Микки пожимает плечами.
– Само собой как-то. Еще подростком попробовал японскую кухню и с первого ролла влюбился в нее. Свои первые роллы я сготовил в семнадцать лет. Купил в магазине все необходимое, а когда оказался на кухне, то осознал, что даже не умею варить рис. Тогда мои навыки были далеки даже от уровня чайника. Роллы вышли невкусными. После этого я еще год не возвращался к попыткам научиться. А, увидев вакансию в местном японском ресторане, не сдержался и зашел внутрь. Мне так понравилось белое одеяние сушиста, работающего за прозрачным стеклом, и его черная шапочка на голове с красным иероглифом посередине. Он так
быстро готовил, что я даже не успевал заметить, как он раскладывает начинку и щедро смазывает ее сыром. Стоя там, я вспомнил, как мои роллы разваливались, и каким резиновым был на вкус рис. Чем дольше там находился, тем больше понимал, что хочу стать сушистом. Затем все пошло своим чередом: обучение, многочисленные неудачные попытки, снова обучение, снова попытки. И так до тех пор, пока вкус и форма моих роллов не стали приближенными к идеалу.– Надо же. Я и понятия не имела.
– Тебя это мало интересовало.
– Прости, что не проявила банальной вежливости.
Макс улыбается, и эта его улыбка говорит, что он уже привык к дикости моего поведения.
– Хочешь попробовать?
– Твои роллы?
– Да, можешь пойти со мной. Сегодня моя смена.
Я молча смотрю на соседа и не знаю, что ответить. В последний год, когда стоял выбор между да-нет, идти-идти, согласиться-отказать, я всегда выбирала отрицательные варианты.
– Ничего, есть люди, которым японская кухня не по душе. Я понимаю. – Макс опускает голову и начинает убирать со стола.

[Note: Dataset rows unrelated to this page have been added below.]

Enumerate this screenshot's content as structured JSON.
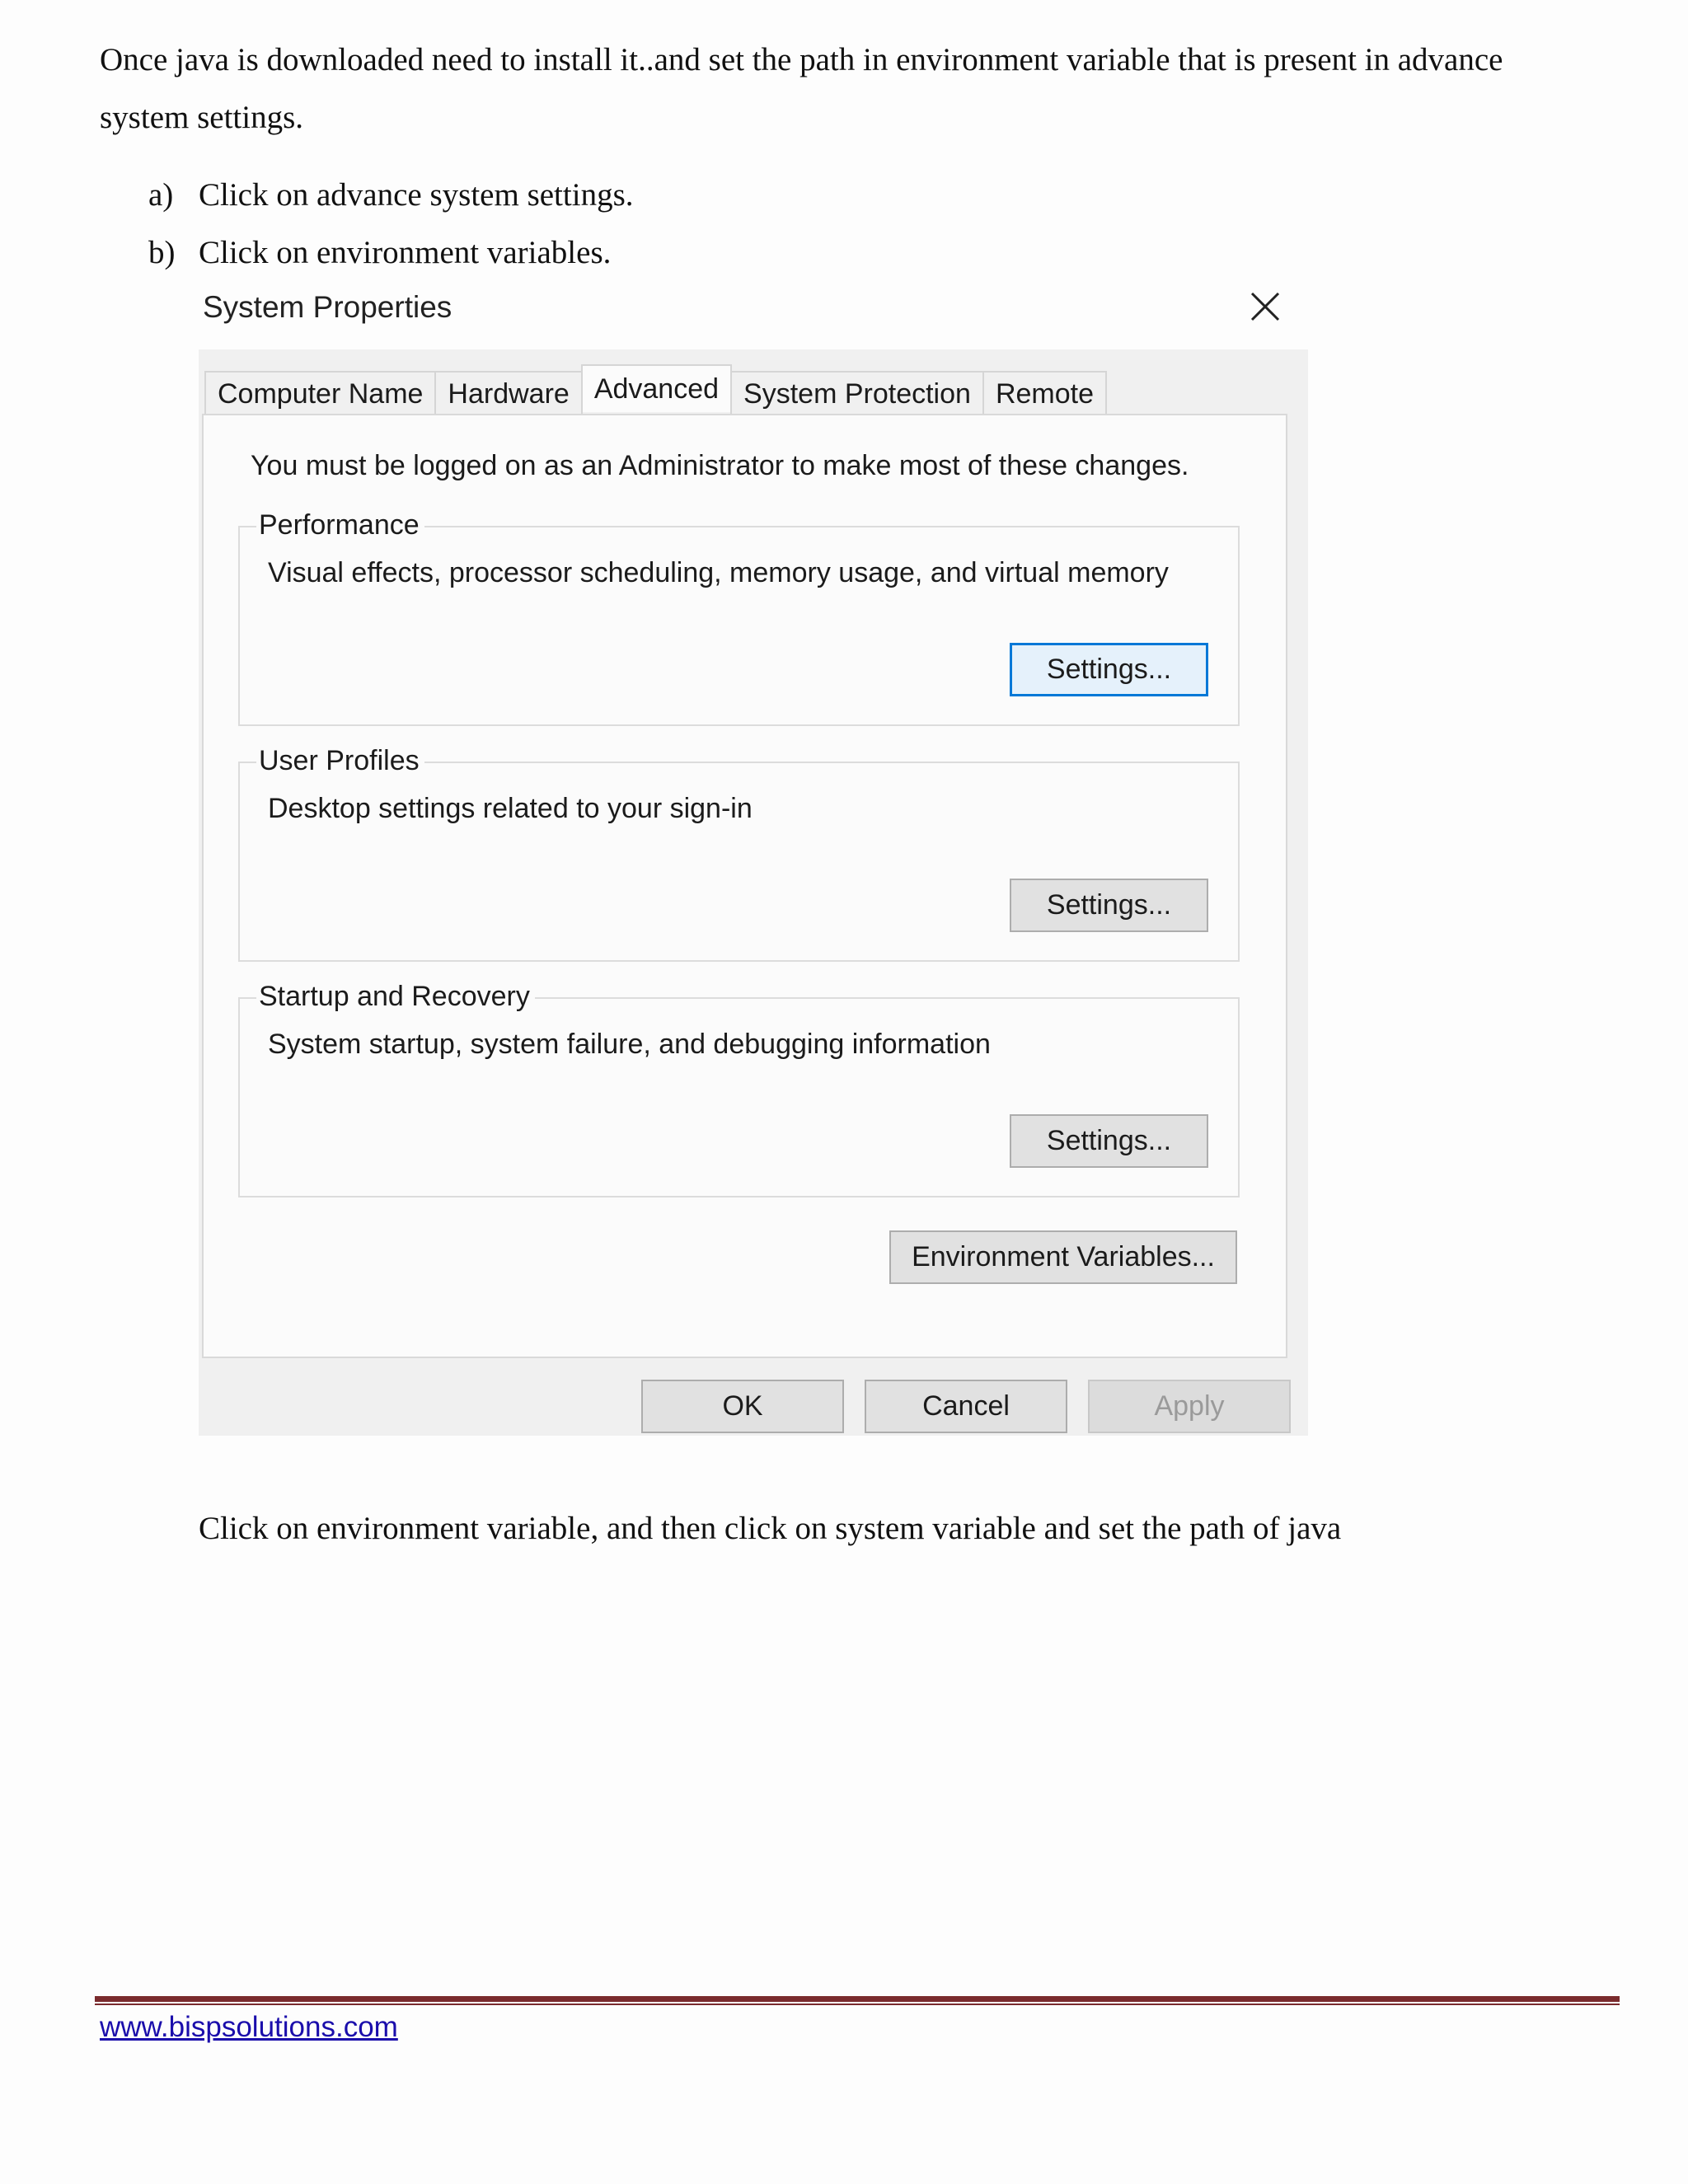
{
  "document": {
    "intro": "Once java is downloaded need to install it..and set the path in environment variable that is present in advance system settings.",
    "steps": [
      {
        "marker": "a)",
        "text": "Click on advance system settings."
      },
      {
        "marker": "b)",
        "text": "Click on environment variables."
      }
    ],
    "after_text": "Click on environment variable, and then click on system variable and set the path of java",
    "footer_link": "www.bispsolutions.com",
    "footer_rule_color": "#7a2b2d"
  },
  "dialog": {
    "title": "System Properties",
    "close_icon": "close-icon",
    "tabs": [
      "Computer Name",
      "Hardware",
      "Advanced",
      "System Protection",
      "Remote"
    ],
    "active_tab": "Advanced",
    "admin_note": "You must be logged on as an Administrator to make most of these changes.",
    "groups": [
      {
        "legend": "Performance",
        "description": "Visual effects, processor scheduling, memory usage, and virtual memory",
        "button": "Settings..."
      },
      {
        "legend": "User Profiles",
        "description": "Desktop settings related to your sign-in",
        "button": "Settings..."
      },
      {
        "legend": "Startup and Recovery",
        "description": "System startup, system failure, and debugging information",
        "button": "Settings..."
      }
    ],
    "env_button": "Environment Variables...",
    "ok_button": "OK",
    "cancel_button": "Cancel",
    "apply_button": "Apply",
    "focus_color": "#0078d7"
  }
}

– Нет-нет, – подскакиваю я с места - Люблю. Просто уже даже и не помню, когда в последний раз ела.
– И не надо помнить. Попробуешь снова, сегодня же. Собирайся.
Работа Макса в двадцати минутах езды от нашего многоквартирного дома. Мы едем в автобусе и всю дорогу молчим, а когда выходим из него, сосед с подозрением смотрит на меня.
– Давно не ездила на общественном транспорте?
– По мне так заметно?
Он улыбается. Похоже, его забавляет моя отстраненность от остального мира. Ему кажется смешным, что я выстроила вокруг себя зону комфорта, из которой больше не выхожу.
В ответ я смотрю на него по-детски наивными глазами и слегка пожимаю плечами, как бы призывая принять меня такой, как есть.
Макс хватает меня за руку и тянет к японскому ресторану в темно-красной расцветке.
Стены внутри светлые. На них, похоже ручная, роспись сакуры. Я оглядываюсь по сторонам: все столики свободны. Словно, прочитав мои мысли, сосед поясняет, что по утрам клиентов почти не бывает.
Я сажусь в дальний угол ресторана, а за моей спиной на стене - опадающие лепестки сакуры. Макс приносит мне меню, но я откладываю его в сторону.
– На твой вкус.
– Если тебе что-то не понравится, ты не станешь кидаться в меня роллами?
Я хочу засмеяться, но не могу. Каждый раз, когда хочется зайтись в приступе смеха, я вспоминаю о своих друзьях, и думаю, что это неправильно: вот так смеяться, когда они мертвы.
– Не стану.
Макс кивает и уходит на кухню. Пока его нет, я смотрю по сторонам и пытаюсь представить каково это - иметь место работы, где ты можешь заниматься любимым делом.
В голове я рисую образ соседа, общающегося с коллегами. Представляю его, склонившегося над листом нори, и укладывающего на него свежесваренный рис. Я задумываюсь о том, почему от него, приходящего домой, не пахнет лососем и имбирем. Неужели я не замечаю таких очевидных вещей, как запах японской кухни?
Макс появляется с деревянным подносом, на нем возвышаются три порции роллов. Он ставит их передо мной, и у меня просыпается аппетит.
– Здесь три вида: кани тараба, унаги онигара и татаки филадельфия.